According to data from the National Student Clearinghouse Research Center, students who take a gap year rarely return to school. Using both pre- and post-pandemic data, the NSC determined that fewer than 2.5% of students who take a break enroll anywhere after the 1-year anniversary of their high school graduation. The pandemic has made that pattern marginally worse.

Using enrollment statistics from the Class of 2018, researchers determined that about 2.5% of gap students enrolled in college in Fall 2019. The Class of 2019 did slightly worse; only 2.2% of gap students enrolled in classes in Fall 2020. The Class of 2020 did slightly worse than 2019 grads did; only 2% of them returned to school in Fall 2021.

The overall message from the NSC is that taking a break is a virtual guarantee that a high school graduate will not return to school. This finding was also recently confirmed by the Vermont Student Assistance Corporation (VSAC). According to their analysis of the Class of 2012 Vermont high school graduates, only half of students who intentionally waited a year to return to school actually enrolled in higher education classes.

Planning is the key to ending the gap year

Students who had a gap year plan were more likely to follow through on it than students who did not. Students who graduated with high school but had no plan for their break other than “figuring out what they wanted to do” were unlikely to enroll in college coursework at the end of 12 months. Income was a minor determinant in a student’s decision to return to school. Students from higher-income schools were most likely to enroll in college classes. In the Class of 2020, 2.5% of students who attended higher-income schools enrolled in college courses following their time off. Only 1.5% of students from low-income schools followed through on their plans. Graduates from urban high schools were the least likely to return to school following a gap year.

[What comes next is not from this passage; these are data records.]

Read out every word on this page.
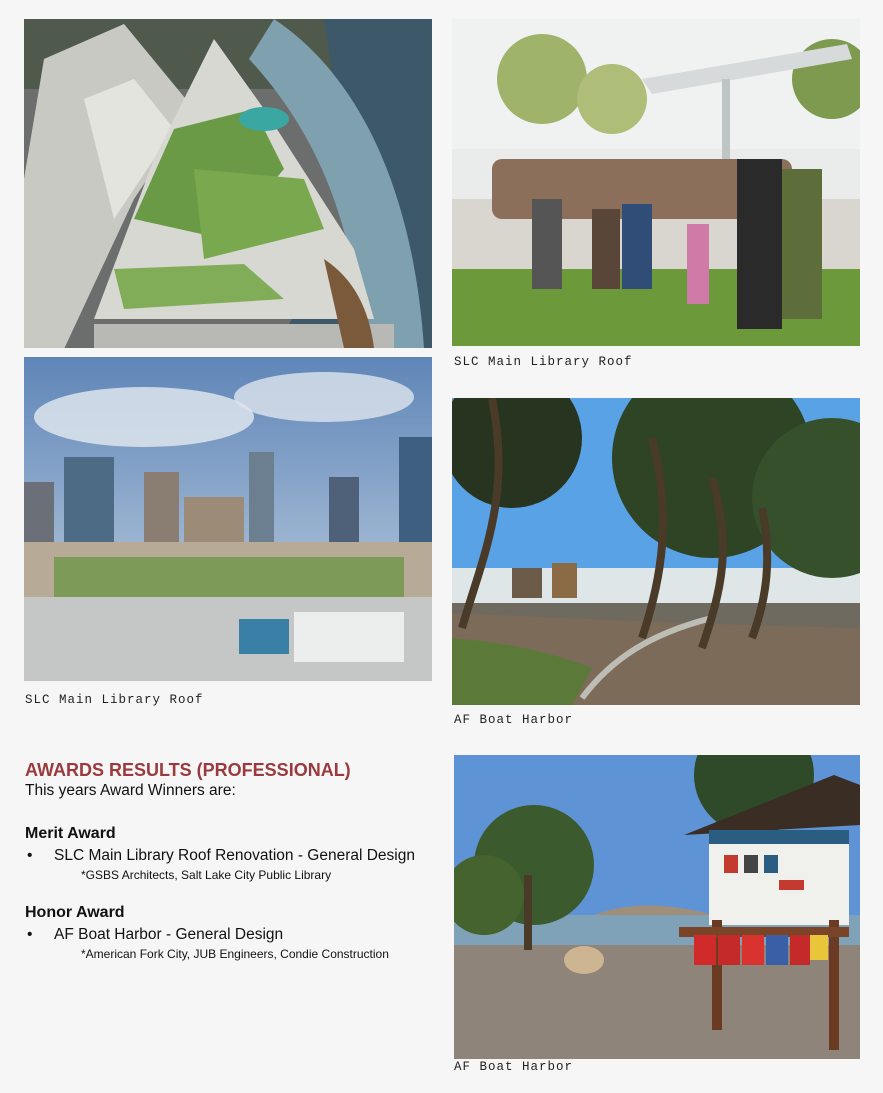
SLC Main Library Roof
SLC Main Library Roof
AF Boat Harbor
AF Boat Harbor
AWARDS RESULTS (PROFESSIONAL)
This years Award Winners are:
Merit Award
•	SLC Main Library Roof Renovation - General Design
*GSBS Architects, Salt Lake City Public Library
Honor Award
•	AF Boat Harbor - General Design
*American Fork City, JUB Engineers, Condie Construction
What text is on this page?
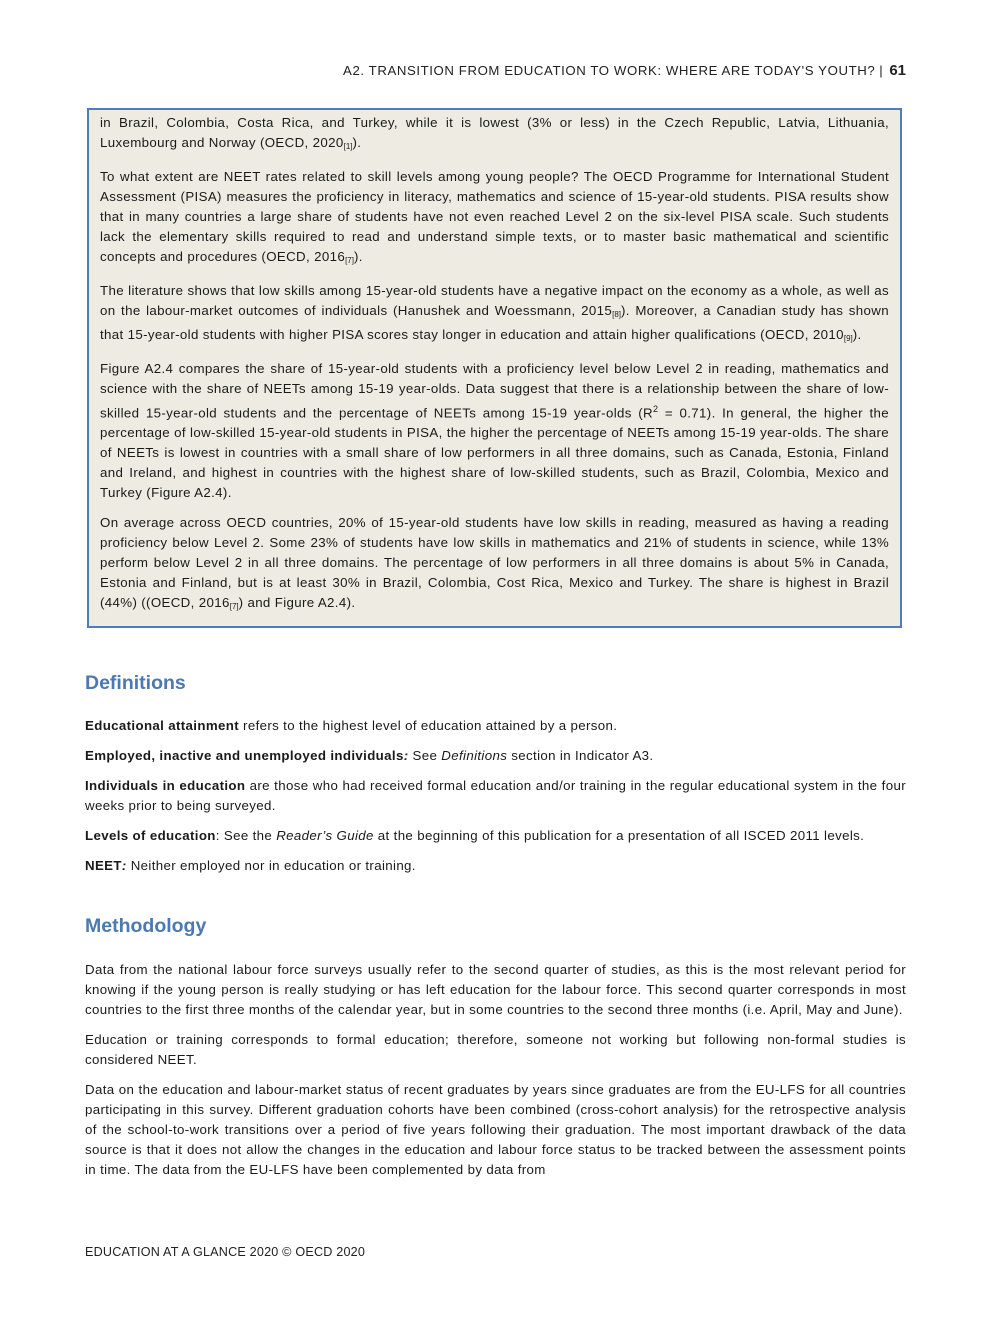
A2. TRANSITION FROM EDUCATION TO WORK: WHERE ARE TODAY'S YOUTH? | 61

in Brazil, Colombia, Costa Rica, and Turkey, while it is lowest (3% or less) in the Czech Republic, Latvia, Lithuania, Luxembourg and Norway (OECD, $2020_{[1]}$).

To what extent are NEET rates related to skill levels among young people? The OECD Programme for International Student Assessment (PISA) measures the proficiency in literacy, mathematics and science of 15-year-old students. PISA results show that in many countries a large share of students have not even reached Level 2 on the six-level PISA scale. Such students lack the elementary skills required to read and understand simple texts, or to master basic mathematical and scientific concepts and procedures (OECD, $2016_{[7]}$).

The literature shows that low skills among 15-year-old students have a negative impact on the economy as a whole, as well as on the labour-market outcomes of individuals (Hanushek and Woessmann, $2015_{[8]}$). Moreover, a Canadian study has shown that 15-year-old students with higher PISA scores stay longer in education and attain higher qualifications (OECD, $2010_{[9]}$).

Figure A2.4 compares the share of 15-year-old students with a proficiency level below Level 2 in reading, mathematics and science with the share of NEETs among 15-19 year-olds. Data suggest that there is a relationship between the share of low-skilled 15-year-old students and the percentage of NEETs among 15-19 year-olds $(R^2 = 0.71)$. In general, the higher the percentage of low-skilled 15-year-old students in PISA, the higher the percentage of NEETs among 15-19 year-olds. The share of NEETs is lowest in countries with a small share of low performers in all three domains, such as Canada, Estonia, Finland and Ireland, and highest in countries with the highest share of low-skilled students, such as Brazil, Colombia, Mexico and Turkey (Figure A2.4).

On average across OECD countries, 20% of 15-year-old students have low skills in reading, measured as having a reading proficiency below Level 2. Some 23% of students have low skills in mathematics and 21% of students in science, while 13% perform below Level 2 in all three domains. The percentage of low performers in all three domains is about 5% in Canada, Estonia and Finland, but is at least 30% in Brazil, Colombia, Cost Rica, Mexico and Turkey. The share is highest in Brazil (44%) ((OECD, $2016_{[7]}$) and Figure A2.4).

Definitions

Educational attainment refers to the highest level of education attained by a person.

Employed, inactive and unemployed individuals: See Definitions section in Indicator A3.

Individuals in education are those who had received formal education and/or training in the regular educational system in the four weeks prior to being surveyed.

Levels of education: See the Reader’s Guide at the beginning of this publication for a presentation of all ISCED 2011 levels.

NEET: Neither employed nor in education or training.

Methodology

Data from the national labour force surveys usually refer to the second quarter of studies, as this is the most relevant period for knowing if the young person is really studying or has left education for the labour force. This second quarter corresponds in most countries to the first three months of the calendar year, but in some countries to the second three months (i.e. April, May and June).

Education or training corresponds to formal education; therefore, someone not working but following non-formal studies is considered NEET.

Data on the education and labour-market status of recent graduates by years since graduates are from the EU-LFS for all countries participating in this survey. Different graduation cohorts have been combined (cross-cohort analysis) for the retrospective analysis of the school-to-work transitions over a period of five years following their graduation. The most important drawback of the data source is that it does not allow the changes in the education and labour force status to be tracked between the assessment points in time. The data from the EU-LFS have been complemented by data from

EDUCATION AT A GLANCE 2020 © OECD 2020
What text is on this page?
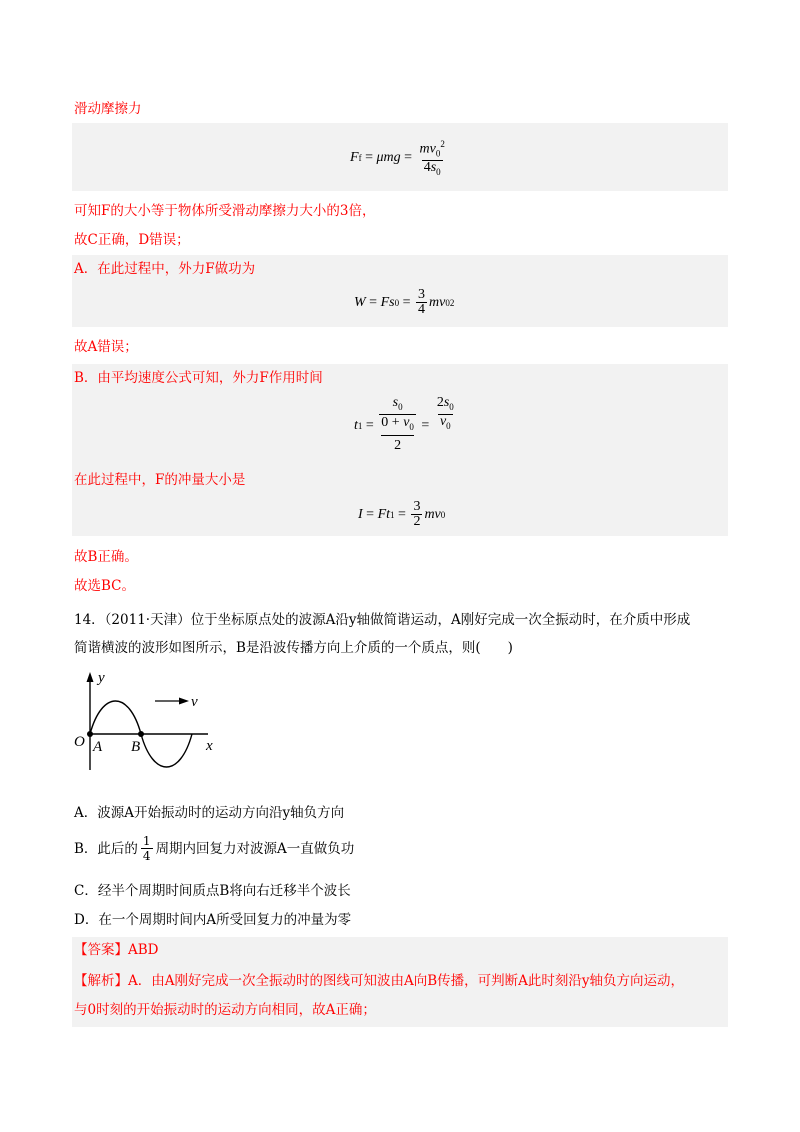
滑动摩擦力
F $f = \mu mg = \frac{mv_0^2}{4s_0}$
可知F的大小等于物体所受滑动摩擦力大小的3倍，
故C正确，D错误；
A．在此过程中，外力F做功为
W = Fs $0 = \frac{3}{4}$ mv 0 2
故A错误；
B．由平均速度公式可知，外力F作用时间
t $1 = s_0$
$0 + v_0$
$2 = \frac{2s_0}{v_0}$
在此过程中，F的冲量大小是
I = Ft $1 = \frac{3}{2}$ mv 0
故B正确。
故选BC。
14．（2011·天津）位于坐标原点处的波源A沿y轴做简谐运动，A刚好完成一次全振动时，在介质中形成
简谐横波的波形如图所示，B是沿波传播方向上介质的一个质点，则(　　)
y
x
O A B
v
A．波源A开始振动时的运动方向沿y轴负方向
B．此后的 $\frac{1}{4}$ 周期内回复力对波源A一直做负功
C．经半个周期时间质点B将向右迁移半个波长
D．在一个周期时间内A所受回复力的冲量为零
【答案】ABD
【解析】A．由A刚好完成一次全振动时的图线可知波由A向B传播，可判断A此时刻沿y轴负方向运动，
与0时刻的开始振动时的运动方向相同，故A正确；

The direction here is clear: there is a role for community colleges to help eliminate educational gaps. Students who have made a plan prior to leaving high school are more likely to return to school. So, developing resources to help students plan a gap is critical. Establishing regular communication with students who intend to take a gap year is one way to help close the gap. Helping students with major exploration, application deadlines, financial aid applications, scholarship searches, testing requirements, enrollment deadlines, and even basic financial planning can also help them return to school after taking time off.

Community colleges that don’t actively recruit and support gap year students miss the opportunity to enroll them later on.